How To: Parse Resiliently¶
Warning
This feature is experimental. The syntax and behavior described here may change, and some capabilities are incomplete.
Tools that parse code as it is typed — editors, IDEs, linters — must cope with input that is constantly incomplete or wrong, and still produce something useful. This guide shows how to use CongoCC’s fault-tolerant parsing for that; the reference is Fault-Tolerant Parsing.
Turn it on¶
Set FAULT_TOLERANT in the grammar. This generates the recovery machinery and
makes the recovery markers active (without it, they are ignored). A generated
parser can also be switched between strict and tolerant at run time with
setParserTolerant(boolean) — strict for a final, authoritative parse;
tolerant for the live, in-progress one.
Mark the points where recovery makes sense¶
Put a ! on the tokens whose absence should not derail the parse — typically
closing delimiters and statement terminators. A grammar that tolerates a missing
closing parenthesis:
FAULT_TOLERANT;
Root : <LP> <ID> <RP>! <EOF> ;
Parsing the incomplete input ( a still yields a tree; the missing )
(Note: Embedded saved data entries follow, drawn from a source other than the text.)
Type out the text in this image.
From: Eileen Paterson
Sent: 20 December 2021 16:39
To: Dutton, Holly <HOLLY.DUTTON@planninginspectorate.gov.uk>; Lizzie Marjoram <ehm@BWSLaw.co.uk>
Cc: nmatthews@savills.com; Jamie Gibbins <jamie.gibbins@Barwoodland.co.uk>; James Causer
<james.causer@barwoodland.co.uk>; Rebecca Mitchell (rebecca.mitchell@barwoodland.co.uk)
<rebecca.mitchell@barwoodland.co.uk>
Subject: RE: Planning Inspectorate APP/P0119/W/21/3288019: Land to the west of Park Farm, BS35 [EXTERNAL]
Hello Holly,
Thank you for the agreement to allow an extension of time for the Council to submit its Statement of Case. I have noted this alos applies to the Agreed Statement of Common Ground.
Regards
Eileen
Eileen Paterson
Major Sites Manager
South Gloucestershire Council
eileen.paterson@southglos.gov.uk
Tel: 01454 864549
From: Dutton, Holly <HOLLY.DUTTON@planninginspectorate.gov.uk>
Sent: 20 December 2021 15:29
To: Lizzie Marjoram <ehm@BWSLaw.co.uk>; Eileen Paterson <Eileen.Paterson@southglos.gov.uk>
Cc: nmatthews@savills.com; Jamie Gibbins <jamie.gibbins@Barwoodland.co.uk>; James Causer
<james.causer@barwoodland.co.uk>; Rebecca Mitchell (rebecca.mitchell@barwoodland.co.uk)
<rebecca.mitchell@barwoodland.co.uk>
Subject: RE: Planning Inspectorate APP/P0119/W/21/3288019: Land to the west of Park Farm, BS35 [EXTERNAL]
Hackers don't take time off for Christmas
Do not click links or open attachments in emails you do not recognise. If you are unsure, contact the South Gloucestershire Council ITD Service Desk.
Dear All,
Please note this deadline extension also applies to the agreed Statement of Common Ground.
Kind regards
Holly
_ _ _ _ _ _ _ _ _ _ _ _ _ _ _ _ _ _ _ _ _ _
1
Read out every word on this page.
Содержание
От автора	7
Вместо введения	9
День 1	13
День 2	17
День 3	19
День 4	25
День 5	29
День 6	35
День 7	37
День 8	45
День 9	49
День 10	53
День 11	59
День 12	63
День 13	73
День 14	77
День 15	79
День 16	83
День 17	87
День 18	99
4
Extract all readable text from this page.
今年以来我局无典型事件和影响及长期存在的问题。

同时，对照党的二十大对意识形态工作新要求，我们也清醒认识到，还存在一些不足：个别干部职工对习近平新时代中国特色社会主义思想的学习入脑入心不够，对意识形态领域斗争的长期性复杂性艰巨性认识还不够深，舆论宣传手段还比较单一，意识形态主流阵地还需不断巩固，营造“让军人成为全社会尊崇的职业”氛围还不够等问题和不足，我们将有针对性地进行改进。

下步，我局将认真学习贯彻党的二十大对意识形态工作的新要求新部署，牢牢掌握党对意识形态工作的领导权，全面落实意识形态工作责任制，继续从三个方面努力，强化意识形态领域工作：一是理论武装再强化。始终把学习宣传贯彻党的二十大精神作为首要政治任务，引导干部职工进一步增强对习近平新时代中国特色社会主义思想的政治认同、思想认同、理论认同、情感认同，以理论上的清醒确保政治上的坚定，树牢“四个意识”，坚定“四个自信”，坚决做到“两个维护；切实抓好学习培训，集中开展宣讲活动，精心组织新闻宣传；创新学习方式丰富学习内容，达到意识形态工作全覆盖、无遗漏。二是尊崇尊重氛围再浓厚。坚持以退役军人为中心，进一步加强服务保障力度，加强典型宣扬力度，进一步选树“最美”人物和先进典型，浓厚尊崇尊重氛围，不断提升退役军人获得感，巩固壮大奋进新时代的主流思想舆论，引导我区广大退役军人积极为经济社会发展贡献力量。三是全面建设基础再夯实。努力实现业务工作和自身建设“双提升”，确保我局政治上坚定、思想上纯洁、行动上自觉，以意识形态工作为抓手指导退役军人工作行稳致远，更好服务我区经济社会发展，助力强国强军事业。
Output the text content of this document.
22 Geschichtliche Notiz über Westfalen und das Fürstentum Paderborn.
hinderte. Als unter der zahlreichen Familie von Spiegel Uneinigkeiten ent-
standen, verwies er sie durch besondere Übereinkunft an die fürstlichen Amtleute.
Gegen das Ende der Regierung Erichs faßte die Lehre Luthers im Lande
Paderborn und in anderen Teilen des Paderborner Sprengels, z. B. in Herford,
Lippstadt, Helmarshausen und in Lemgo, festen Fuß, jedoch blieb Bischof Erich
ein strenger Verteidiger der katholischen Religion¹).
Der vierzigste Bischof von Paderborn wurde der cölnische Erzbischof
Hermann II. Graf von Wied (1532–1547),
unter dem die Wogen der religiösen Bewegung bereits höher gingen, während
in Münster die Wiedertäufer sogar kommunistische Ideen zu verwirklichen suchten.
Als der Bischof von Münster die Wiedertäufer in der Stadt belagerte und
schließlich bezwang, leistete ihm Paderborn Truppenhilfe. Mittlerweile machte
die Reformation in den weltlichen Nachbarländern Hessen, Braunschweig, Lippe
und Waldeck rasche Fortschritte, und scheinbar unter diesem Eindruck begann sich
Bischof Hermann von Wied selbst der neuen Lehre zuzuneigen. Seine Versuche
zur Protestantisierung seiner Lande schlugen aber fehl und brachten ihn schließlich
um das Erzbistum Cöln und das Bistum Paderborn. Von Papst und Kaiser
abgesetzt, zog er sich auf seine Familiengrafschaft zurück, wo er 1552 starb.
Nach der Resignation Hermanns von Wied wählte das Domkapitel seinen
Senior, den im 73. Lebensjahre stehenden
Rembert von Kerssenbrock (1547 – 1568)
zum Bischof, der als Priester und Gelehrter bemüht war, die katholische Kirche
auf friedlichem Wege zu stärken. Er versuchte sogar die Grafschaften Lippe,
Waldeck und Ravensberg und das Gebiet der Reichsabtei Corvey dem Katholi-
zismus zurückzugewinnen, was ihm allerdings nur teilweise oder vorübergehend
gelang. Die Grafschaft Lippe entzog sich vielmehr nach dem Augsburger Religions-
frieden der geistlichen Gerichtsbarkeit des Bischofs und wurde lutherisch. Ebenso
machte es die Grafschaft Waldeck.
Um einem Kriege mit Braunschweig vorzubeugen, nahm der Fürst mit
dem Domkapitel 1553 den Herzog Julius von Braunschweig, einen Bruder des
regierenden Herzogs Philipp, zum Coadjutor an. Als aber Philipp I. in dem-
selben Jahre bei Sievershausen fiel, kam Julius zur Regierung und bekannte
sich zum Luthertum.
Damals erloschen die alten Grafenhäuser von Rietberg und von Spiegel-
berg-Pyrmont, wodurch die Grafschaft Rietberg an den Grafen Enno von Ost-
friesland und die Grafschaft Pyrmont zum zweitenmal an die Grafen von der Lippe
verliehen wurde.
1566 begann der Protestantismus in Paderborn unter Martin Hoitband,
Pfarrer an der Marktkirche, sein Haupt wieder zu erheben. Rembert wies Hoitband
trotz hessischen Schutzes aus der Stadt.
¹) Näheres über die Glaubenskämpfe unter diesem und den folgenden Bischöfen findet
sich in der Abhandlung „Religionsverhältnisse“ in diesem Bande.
becomes an incomplete node rather than a thrown exception:
<Root (1, 1)-(1, 3)>
LP: (1, 1) - (1, 1): (
ID: (1, 3) - (1, 3): a
RP: (1, 1) - (1, 1): (incomplete)
Token: (1, 1) - (1, 1): EOF
For larger recovery scopes, wrap a construct in ATTEMPT … RECOVER … or give
a production a RECOVER_TO target so the parser resynchronizes at the next
statement or declaration boundary.
Consume the result defensively¶
Code that walks a fault-tolerantly parsed tree must expect nodes flagged as incomplete and handle them gracefully — skipping them, or offering completions where they sit. The errors the parser recovered from are collected and available rather than thrown, so a tool can surface several problems at once instead of stopping at the first.
A good way to learn the feature is to generate one of the bundled grammars (they
already carry ! markers) with -p FT or a FAULT_TOLERANT setting and
feed it deliberately broken input.